What is the recommended way to structure the paper’s story?

A problem-to-solution arc is used. The introduction sets context and explains limitations or why the problem is hard or hasn’t been done before. The results section delivers what was found, and the discussion connects those findings to the broader field, including limitations and implications. Conclusions then distill the main takeaways into a small number of bullet points.

Why draft in a different order than the final paper layout?

Drafting should prioritize speed and reuse. The experimental/methods section is often the easiest to write first and can be copied into later papers because instruments and core methods tend to remain similar within a lab. After figures and tables are already ordered, results and discussion can be written by describing each figure/table’s message and its role in the story. This avoids writing “from scratch” in the audience order.

What rules of thumb guide titles and abstracts?

Titles should be about 10–15 words, avoid acronyms and field-specific terminology, and be understandable to non-specialists while still accurately reflecting the contribution. Abstracts should be short (around 300 words) and include a clear first sentence plus the main key result(s) and key metrics (e.g., efficiency or resistivity). Templates can help ensure the abstract hits the right beats.

How should feedback and revision be managed before submission?

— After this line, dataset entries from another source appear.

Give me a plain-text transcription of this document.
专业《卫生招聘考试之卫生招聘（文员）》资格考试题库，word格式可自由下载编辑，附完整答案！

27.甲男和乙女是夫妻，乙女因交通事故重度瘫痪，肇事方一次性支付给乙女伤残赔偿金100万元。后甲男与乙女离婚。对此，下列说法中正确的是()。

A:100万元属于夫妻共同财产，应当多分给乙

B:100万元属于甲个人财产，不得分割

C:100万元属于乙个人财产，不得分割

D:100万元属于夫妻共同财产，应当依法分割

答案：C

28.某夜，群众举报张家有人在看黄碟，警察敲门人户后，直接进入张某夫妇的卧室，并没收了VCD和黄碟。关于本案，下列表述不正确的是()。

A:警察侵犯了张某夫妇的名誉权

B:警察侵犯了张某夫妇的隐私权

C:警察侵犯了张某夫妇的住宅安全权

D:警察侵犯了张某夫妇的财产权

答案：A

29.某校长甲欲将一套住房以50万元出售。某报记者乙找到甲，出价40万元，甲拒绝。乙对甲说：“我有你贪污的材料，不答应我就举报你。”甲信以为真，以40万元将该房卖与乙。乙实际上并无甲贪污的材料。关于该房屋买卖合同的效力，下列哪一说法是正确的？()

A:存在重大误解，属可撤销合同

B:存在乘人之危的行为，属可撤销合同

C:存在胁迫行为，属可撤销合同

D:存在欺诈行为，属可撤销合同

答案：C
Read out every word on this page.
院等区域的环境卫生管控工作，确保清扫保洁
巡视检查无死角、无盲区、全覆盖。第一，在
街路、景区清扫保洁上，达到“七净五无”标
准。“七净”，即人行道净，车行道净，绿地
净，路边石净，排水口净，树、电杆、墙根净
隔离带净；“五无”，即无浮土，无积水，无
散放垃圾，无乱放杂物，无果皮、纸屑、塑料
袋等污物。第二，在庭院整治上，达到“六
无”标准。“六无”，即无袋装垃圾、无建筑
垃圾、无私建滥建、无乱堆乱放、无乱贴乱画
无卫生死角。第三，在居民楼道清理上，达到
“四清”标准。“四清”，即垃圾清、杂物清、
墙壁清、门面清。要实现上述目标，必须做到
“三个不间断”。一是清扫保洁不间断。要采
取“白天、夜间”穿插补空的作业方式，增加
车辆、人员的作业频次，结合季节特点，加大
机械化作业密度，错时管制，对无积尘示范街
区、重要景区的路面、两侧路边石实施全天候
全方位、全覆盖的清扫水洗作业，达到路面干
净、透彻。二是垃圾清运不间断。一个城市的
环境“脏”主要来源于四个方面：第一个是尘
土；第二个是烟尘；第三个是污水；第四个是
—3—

Send the first draft out quickly rather than waiting for perfection. Request comments from supervisors and collaborators with a fast turnaround target (about a week). Postdocs and experienced collaborators can provide useful critique. The paper is treated as ready when revisions stop being endless word-polishing or ego-driven phrasing changes and instead reflect substantive improvements; then the manuscript is formatted to the journal’s requirements and submitted.

Review Questions

  1. What kinds of novelty count as “peer-review-worthy” contributions, and how would you justify yours using one concrete example?
  2. How would you map your figures and tables into a problem-to-solution narrative before writing full paragraphs?
  3. What drafting order would you use for your next paper, and what sections would you reuse versus rewrite?

Key Points

  1. 1

    Treat peer-review readiness as a novelty-and-impact check: best-in-class, first-of-its-kind, meaningful improvement, or a new insight from combining approaches.

  2. 2

    Compress the contribution into a single sentence that someone could use to describe the paper; use it to keep the manuscript focused.

  3. 3

    Lay out figures and tables early in the order they will support the story, then build headings and subheadings around that evidence.

  4. 4

    Draft in an efficient order: start with the experimental/methods section, then write results and discussion by tying each figure/table to what it shows and why it matters.

  5. 5

    Write conclusions as a short bullet list first to prevent the paper from ballooning into an unfocused log of activities.

  6. 6

    Create a title that is ~10–15 words, jargon-free (no acronyms), and understandable to non-specialists while still accurately reflecting the work.

  7. 7

    Send the first draft for feedback immediately and avoid perfectionism; aim for fast turnaround and submit once revisions stop circling around semantics.

Highlights

Novelty isn’t just “new”; it can be “best for a specific material set,” a first-time demonstration, or a clear methodological improvement.
Figures and tables should be ordered before full writing so the results section becomes a guided explanation of evidence, not a wandering narrative.
The experimental section is often the fastest starting point because methods and instruments frequently carry over across papers in the same lab.
Titles function like scientific “click bait,” but they must stay accurate and readable—about 10–15 words with no acronyms.
A practical readiness signal is when revisions stop being ego/wording changes and start reflecting real scientific improvement.